Die Anwendung der kohligen Substanzen zur Desinficirung des Menschenkothes in den Schwindgruben hat zur Genüge beurkundet, mit welchem Vortheile man dieses Verfahren befolgen kann, um die mit dem Räumen der Schwindgruben verbundenen Unannehmlichkeiten zu vermindern. Die zahlreichen Versuche, die man über die Desinficirung der festen Stoffe der Schwindgruben mittelst thierischer Kohle anstellte, und worüber die Saniläts-Commission in Paris einen so vortheilhaften Bericht erstattete; die günstigen Erfolge, welche leztere ungeachtet des Eigensinnes des Schlendrians und ungeachtet der vielen absichtlich in den Weg gestellten Hindernisse nachwies, deuten unwiderlegbar auf die Vortheile, die man zu erwarten hätte, wenn man mehr oder weniger analoge Mittel anwenden wollte, um eine der widerlichsten und dennoch so oft wiederkehrenden Arbeiten aus unseren Wohngebäuden zu verbannen.

Zu diesen unmittelbaren Unannehmlichkeiten gesellen sich aber auch noch andere, nicht minder bedeutende, welche aus der langsamen Zersezung erwachsen, der man die aus den Schwindgruben genommenen Stoffe überläßt, um sie in sogenanntes Düngpulver zu verwandeln, und bei der sich nicht nur ein unerträglicher Gestank verbreitet, sondern bei der zugleich auch noch Flüssigkeiten abgeschieden werden müssen, die eine große Menge äußerst verwesbarer organischer Stoffe enthalten. Durch Desinficirung der in den Schwindgruben enthaltenen festen Stoffe nach Entfernung der Flüssigkeiten würden sich die Nachtheile, die das Räumen mit sich bringt, wesentlich vermindern; und andererseits würde durch Verwandlung der abgeschiedenen Flüssigkeiten in nüzliche Producte demnach ein Theil der Frage gelöst werden, indem das Wegschaffen dieser Flüssigkeiten der Gesundheit unserer Wohnungen nachtheilig wird. Uebrigens muß bemerkt werden, daß das Wegschaffen der Flüssigkeiten keineswegs dieselben Erstikungsgefahren droht, wie dieß bei den festen Kothstoffen der Fall ist; und daß bereits eine sehr große Verbesserung dadurch erzielt wurde, daß man die in den Schwindgruben von den Flüssigkeiten gesonderten festen Stoffe desinficirte, und hiedurch die Erstikungsgefahren für die beim Räumen beschäftigten Individuen großen Theils beseitigte.

Die Aufgabe muß jedoch unter einem weiteren Gesichtspunkte aufgefaßt werden, und zwar um so mehr, als auf dem gegenwärtigen Standpunkte der Künste und Wissenschaften auch eine Lösung derselben erwartet werden darf. Die Erfahrung hat gezeigt, daß, wenn die festen Substanzen in den Schwindgruben vollkommen von den Flüssigkeiten geschieden würden, sowohl die einen als die anderen mit sehr geringen Beschwerden weggeschafft werden könnten. Ein Architekt in Versailles, Namens Gourlier, schlug bereits vor 50 Jahren einen auf Realisirung dieser Absichten zielenden Bau vor. Auch die sogenannten beweglichen Schwindgruben geben ein Mittel zur Abscheidung der beiderlei Stoffe von einander |396| an die Hand: doch behalten die Flüssigkeiten wegen ihres großen Gehaltes an organischen Stoffen immer noch die Eigenschaft in Fäulniß überzugehen.

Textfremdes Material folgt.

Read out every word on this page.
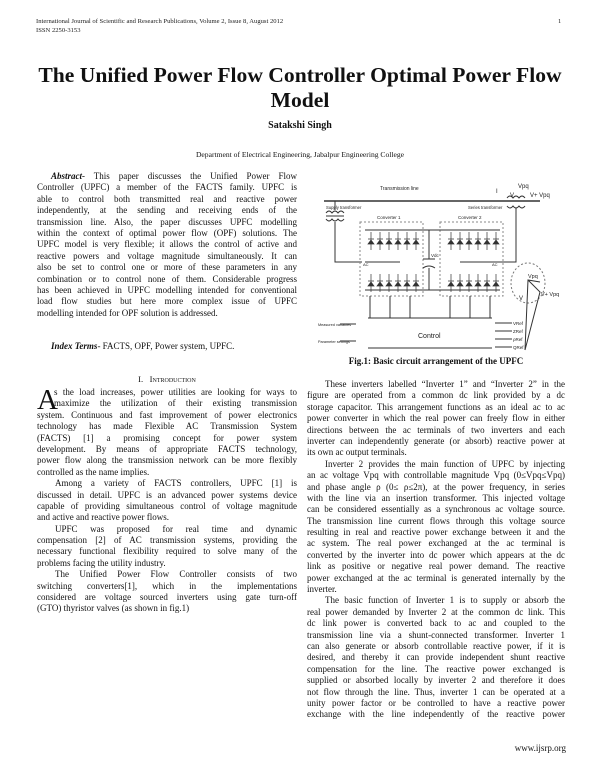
International Journal of Scientific and Research Publications, Volume 2, Issue 8, August 2012
ISSN 2250-3153
1
The Unified Power Flow Controller Optimal Power Flow
Model
Satakshi Singh
Department of Electrical Engineering, Jabalpur Engineering College
Abstract- This paper discusses the Unified Power Flow
Controller (UPFC) a member of the FACTS family. UPFC is
able to control both transmitted real and reactive power
independently, at the sending and receiving ends of the
transmission line. Also, the paper discusses UPFC modelling
within the context of optimal power flow (OPF) solutions. The
UPFC model is very flexible; it allows the control of active and
reactive powers and voltage magnitude simultaneously. It can
also be set to control one or more of these parameters in any
combination or to control none of them. Considerable progress
has been achieved in UPFC modelling intended for conventional
load flow studies but here more complex issue of UPFC
modelling intended for OPF solution is addressed.
Index Terms- FACTS, OPF, Power system, UPFC.
I. Introduction
A
s the load increases, power utilities are looking for ways to
maximize the utilization of their existing transmission
system. Continuous and fast improvement of power electronics
technology has made Flexible AC Transmission System
(FACTS) [1] a promising concept for power system
development. By means of appropriate FACTS technology,
power flow along the transmission network can be more flexibly
controlled as the name implies.
Among a variety of FACTS controllers, UPFC [1] is
discussed in detail. UPFC is an advanced power systems device
capable of providing simultaneous control of voltage magnitude
and active and reactive power flows.
UPFC was proposed for real time and dynamic
compensation [2] of AC transmission systems, providing the
necessary functional flexibility required to solve many of the
problems facing the utility industry.
The Unified Power Flow Controller consists of two
switching converters[1], which in the implementations
considered are voltage sourced inverters using gate turn-off
(GTO) thyristor valves (as shown in fig.1)
Transmission line	I
V
Vpq
V+ Vpq
Supply transformer	Series transformer
Converter 1	Converter 2
Vdc
AC	AC
Control
Measured variables
Parameter settings
VRef
ZRef
ρRef
QRef
V
Vpq
V+ Vpq
Fig.1: Basic circuit arrangement of the UPFC
These inverters labelled “Inverter 1” and “Inverter 2” in the
figure are operated from a common dc link provided by a dc
storage capacitor. This arrangement functions as an ideal ac to ac
power converter in which the real power can freely flow in either
directions between the ac terminals of two inverters and each
inverter can independently generate (or absorb) reactive power at
its own ac output terminals.
Inverter 2 provides the main function of UPFC by injecting
an ac voltage Vpq with controllable magnitude Vpq (0≤Vpq≤Vpq)
and phase angle ρ (0≤ ρ≤2π), at the power frequency, in series
with the line via an insertion transformer. This injected voltage
can be considered essentially as a synchronous ac voltage source.
The transmission line current flows through this voltage source
resulting in real and reactive power exchange between it and the
ac system. The real power exchanged at the ac terminal is
converted by the inverter into dc power which appears at the dc
link as positive or negative real power demand. The reactive
power exchanged at the ac terminal is generated internally by the
inverter.
The basic function of Inverter 1 is to supply or absorb the
real power demanded by Inverter 2 at the common dc link. This
dc link power is converted back to ac and coupled to the
transmission line via a shunt-connected transformer. Inverter 1
can also generate or absorb controllable reactive power, if it is
desired, and thereby it can provide independent shunt reactive
compensation for the line. The reactive power exchanged is
supplied or absorbed locally by inverter 2 and therefore it does
not flow through the line. Thus, inverter 1 can be operated at a
unity power factor or be controlled to have a reactive power
exchange with the line independently of the reactive power
www.ijsrp.org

Die Erfindung von Schwindgruben, in denen die festen Substanzen vollkommen abgeschieden würden, und eine solche Desinficirung der Flüssigkeiten, daß man sie ohne Nachtheil auf die Straße fließen lassen könnte, wäre demnach sowohl in sanitätspolizeilicher Hinsicht, als auch der größeren Bequemlichkeit der Wohnungen wegen, einer der wichtigsten Dienste. Die festen, mit kohligen Producten vermengten Stoffe würden unmittelbar einen Dünger liefern, der den durch langsame Zersezung erzielten bei weitem überträfe, und der überdieß von allen den Unbequemlichkeiten des Düngpulvers frei wäre. Die Flüssigkeiten dagegen ließen sich gleichfalls desinficiren und der in ihnen enthaltenen organischen Stoffe entledigen, so daß nur mehr die auflöslichen Salze des Urines in ihnen enthalten wären.

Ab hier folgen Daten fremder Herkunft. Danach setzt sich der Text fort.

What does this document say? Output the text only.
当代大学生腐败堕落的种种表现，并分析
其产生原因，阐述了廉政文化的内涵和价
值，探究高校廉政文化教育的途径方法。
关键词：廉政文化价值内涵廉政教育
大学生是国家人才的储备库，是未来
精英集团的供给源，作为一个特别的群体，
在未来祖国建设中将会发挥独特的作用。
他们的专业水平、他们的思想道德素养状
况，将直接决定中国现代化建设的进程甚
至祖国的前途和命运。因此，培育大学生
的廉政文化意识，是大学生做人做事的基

Die Gesellschaft ertheilt hienach im Jahre 1837 einen Preis von 3000 Fr. für ein im Großen angewendetes Verfahren, wonach die Urine in den Schwindgruben von den festen Substanzen geschieden und auf wohlfeile Weise so vollkommen desinficirt werden könnten, daß man sie ohne Nachtheil auf die Straßen oder in die Gassen oder Canäle laufen lassen könnte.